February Bird Group Meeting
Bird Group February meeting.
The group got together at Dana Jonak’s home on Wednesday, the 11th, to discuss a couple of ‘Little Brown Jobs’, the Grasshopper Sparrow and Henslow’s Sparrow, both members of the Ammodramus family. These are both birds which are difficult to spot in the wild, except in mating season when they may sing from perches on tall grass or shrubs.
The Grasshopper Sparrow (Ammodramus savannarum) is a common and widespread glassland species. Its total numbers have declined radically over the past 50 years (along with habitat), but it is still a species of least concern. In Ontario it can mostly be found in isolated pockets S of the shield. (The Carden Alvar in Spring is a good spot.) There are large number of localized subspecies. The Northern residents migrate to the Southern US in the Winter.
It eats variety of insects in the Summer, mostly seeds in Winter. It does like grasshoppers, and is known for shaking a grasshopper until the legs fly off, before eating it.
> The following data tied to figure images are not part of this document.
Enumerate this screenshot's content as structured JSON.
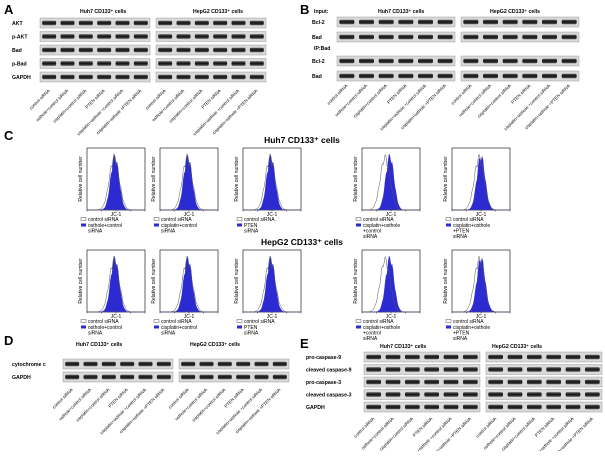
{
  "panel_letters": {
    "a": "A",
    "b": "B",
    "c": "C",
    "d": "D",
    "e": "E"
  },
  "cell_groups": {
    "huh7": "Huh7 CD133⁺ cells",
    "hepg2": "HepG2 CD133⁺ cells"
  },
  "lanes": [
    "control siRNA",
    "osthole+control siRNA",
    "cisplatin+control siRNA",
    "PTEN siRNA",
    "cisplatin+osthole +control siRNA",
    "cisplatin+osthole +PTEN siRNA"
  ],
  "panel_a": {
    "rows": [
      "AKT",
      "p-AKT",
      "Bad",
      "p-Bad",
      "GAPDH"
    ]
  },
  "panel_b": {
    "input_label": "Input:",
    "ip_label": "IP:Bad",
    "input_rows": [
      "Bcl-2",
      "Bad"
    ],
    "ip_rows": [
      "Bcl-2",
      "Bad"
    ]
  },
  "panel_c": {
    "huh7_title": "Huh7 CD133⁺ cells",
    "hepg2_title": "HepG2 CD133⁺ cells",
    "xlabel": "JC-1",
    "ylabel": "Relative cell number",
    "control_legend": "control siRNA",
    "treatments": [
      "osthole+control siRNA",
      "cisplatin+control siRNA",
      "PTEN siRNA",
      "cisplatin+osthole +control siRNA",
      "cisplatin+osthole +PTEN siRNA"
    ]
  },
  "panel_d": {
    "rows": [
      "cytochrome c",
      "GAPDH"
    ]
  },
  "panel_e": {
    "rows": [
      "pro-caspase-9",
      "cleaved caspase-9",
      "pro-caspase-3",
      "cleaved caspase-3",
      "GAPDH"
    ]
  },
  "colors": {
    "histogram_fill": "#2b2bd1",
    "blot_bg": "#d9d9d9",
    "band": "#1a1a1a"
  }
}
It has a buffy face and breast, with a large conical bill and flat head. It is a short, plum; bird with a sparsely feathered short, natter tail. Except for the dark eyes, the face pattern appears to blend into cryptic uniformity; its fray back with red collar is usually evident. The juveniles are striped on the lower parts, and are easily confused with Henslow’s Sparrow adults. Generally detected by song in Spring, which song is a flat ‘chip-buzzzzzzz’.
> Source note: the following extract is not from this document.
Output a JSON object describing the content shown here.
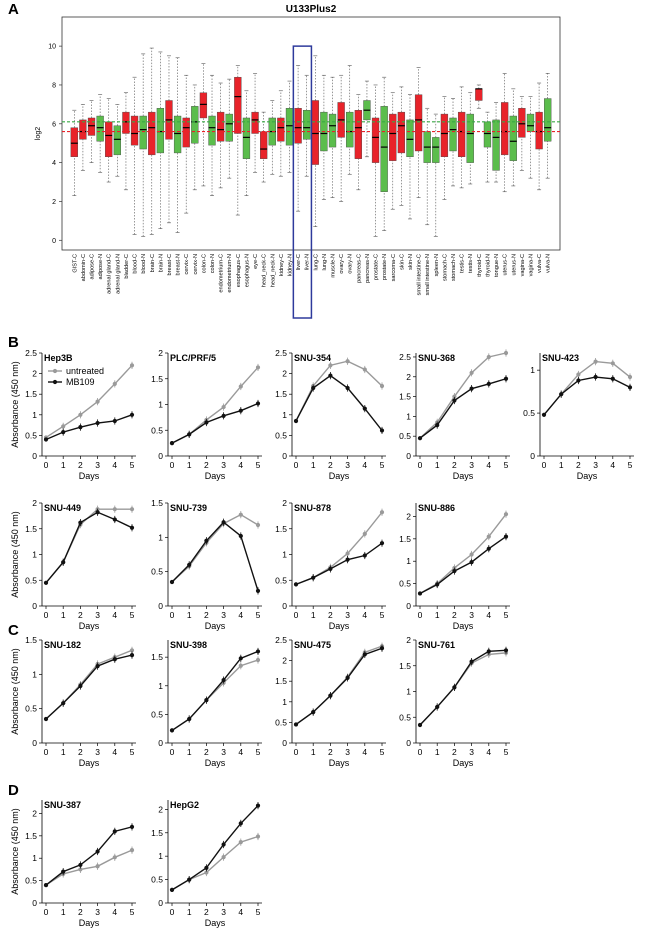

Henslow’s Sparrow (Ammodramus henslowii) was named by Audobon in honour of his friend John Stevens Henslow (who was a teacher of Charles Darwin). Its total numbers have declined markedly, and it is now found in isolated pockets of suitable habitat (esp. tall grass prairie) in a narrow band running from the mid-West across below the Great Lakes to New England. In Winter it migrates to a similar band acoss the SE US. In Ontario no breeding pairs were found in the second Atlas, and only about 50 pairs in the first Atlas. It can be found in areas with Grasshopper and Savannah Sparrows. In breeding season it can best be found when perched on a grassy stem or shrub to sing. It’s song is a cryptic two-syllable ‘ts-ipp’.
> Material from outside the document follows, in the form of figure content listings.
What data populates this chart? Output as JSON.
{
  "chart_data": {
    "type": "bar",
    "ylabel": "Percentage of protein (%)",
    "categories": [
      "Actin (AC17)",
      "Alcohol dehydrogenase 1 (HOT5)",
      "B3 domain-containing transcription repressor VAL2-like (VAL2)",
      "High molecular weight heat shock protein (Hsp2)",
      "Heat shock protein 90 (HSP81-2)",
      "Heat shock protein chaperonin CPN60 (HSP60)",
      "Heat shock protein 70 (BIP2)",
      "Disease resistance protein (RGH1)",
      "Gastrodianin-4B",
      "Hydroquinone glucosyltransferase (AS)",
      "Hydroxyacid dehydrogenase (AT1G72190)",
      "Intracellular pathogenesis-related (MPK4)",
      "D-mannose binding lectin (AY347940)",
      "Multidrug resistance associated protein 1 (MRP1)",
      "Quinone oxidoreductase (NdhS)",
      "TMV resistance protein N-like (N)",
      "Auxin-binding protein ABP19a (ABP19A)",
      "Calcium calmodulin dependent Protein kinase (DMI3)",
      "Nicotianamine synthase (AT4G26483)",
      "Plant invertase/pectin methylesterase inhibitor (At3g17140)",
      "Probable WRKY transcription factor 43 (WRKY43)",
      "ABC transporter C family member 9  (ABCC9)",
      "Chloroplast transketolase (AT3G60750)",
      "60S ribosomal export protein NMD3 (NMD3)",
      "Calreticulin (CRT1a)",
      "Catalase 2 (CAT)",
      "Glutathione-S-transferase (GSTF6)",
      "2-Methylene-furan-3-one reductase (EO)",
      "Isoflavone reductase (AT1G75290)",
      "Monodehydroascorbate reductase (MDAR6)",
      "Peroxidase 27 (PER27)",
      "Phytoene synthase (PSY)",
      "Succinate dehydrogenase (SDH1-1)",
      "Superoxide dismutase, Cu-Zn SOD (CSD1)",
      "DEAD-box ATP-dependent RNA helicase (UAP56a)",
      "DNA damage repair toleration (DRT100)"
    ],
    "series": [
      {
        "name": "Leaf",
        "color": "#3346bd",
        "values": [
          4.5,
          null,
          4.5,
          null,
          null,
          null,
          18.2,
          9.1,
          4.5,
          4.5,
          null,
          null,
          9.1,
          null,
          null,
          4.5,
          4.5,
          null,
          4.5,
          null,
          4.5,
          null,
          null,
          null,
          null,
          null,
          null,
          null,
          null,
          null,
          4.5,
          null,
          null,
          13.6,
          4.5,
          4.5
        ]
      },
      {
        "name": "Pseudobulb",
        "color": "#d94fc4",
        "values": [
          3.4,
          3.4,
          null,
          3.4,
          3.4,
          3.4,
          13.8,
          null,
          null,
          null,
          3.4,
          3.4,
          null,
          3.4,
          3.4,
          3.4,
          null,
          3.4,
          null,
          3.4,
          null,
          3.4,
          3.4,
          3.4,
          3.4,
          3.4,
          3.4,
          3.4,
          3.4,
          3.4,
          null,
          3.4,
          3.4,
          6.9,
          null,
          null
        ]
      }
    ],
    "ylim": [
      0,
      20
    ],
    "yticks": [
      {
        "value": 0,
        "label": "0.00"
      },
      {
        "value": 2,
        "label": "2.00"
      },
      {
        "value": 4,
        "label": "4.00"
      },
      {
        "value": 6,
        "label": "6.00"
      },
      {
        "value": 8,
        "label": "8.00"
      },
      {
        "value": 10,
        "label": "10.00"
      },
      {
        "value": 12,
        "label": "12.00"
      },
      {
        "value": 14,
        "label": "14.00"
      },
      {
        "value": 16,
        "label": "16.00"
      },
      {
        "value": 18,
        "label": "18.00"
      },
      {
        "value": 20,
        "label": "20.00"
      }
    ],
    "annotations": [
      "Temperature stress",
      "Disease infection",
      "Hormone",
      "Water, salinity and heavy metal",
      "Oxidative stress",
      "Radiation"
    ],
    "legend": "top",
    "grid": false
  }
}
In appearance it is similarly shaped to Grasshopper’s, but with a streaky chest and flanks, a variably greenish/olive head, and a reddish neck and body. an even heavier, bulbous bill, and a tail which appears shorter than Grasshopper’s in flight. Usually it just skulks along the ground rather than taking flight when disturbed. The facial pattern and pinkish bill do show up.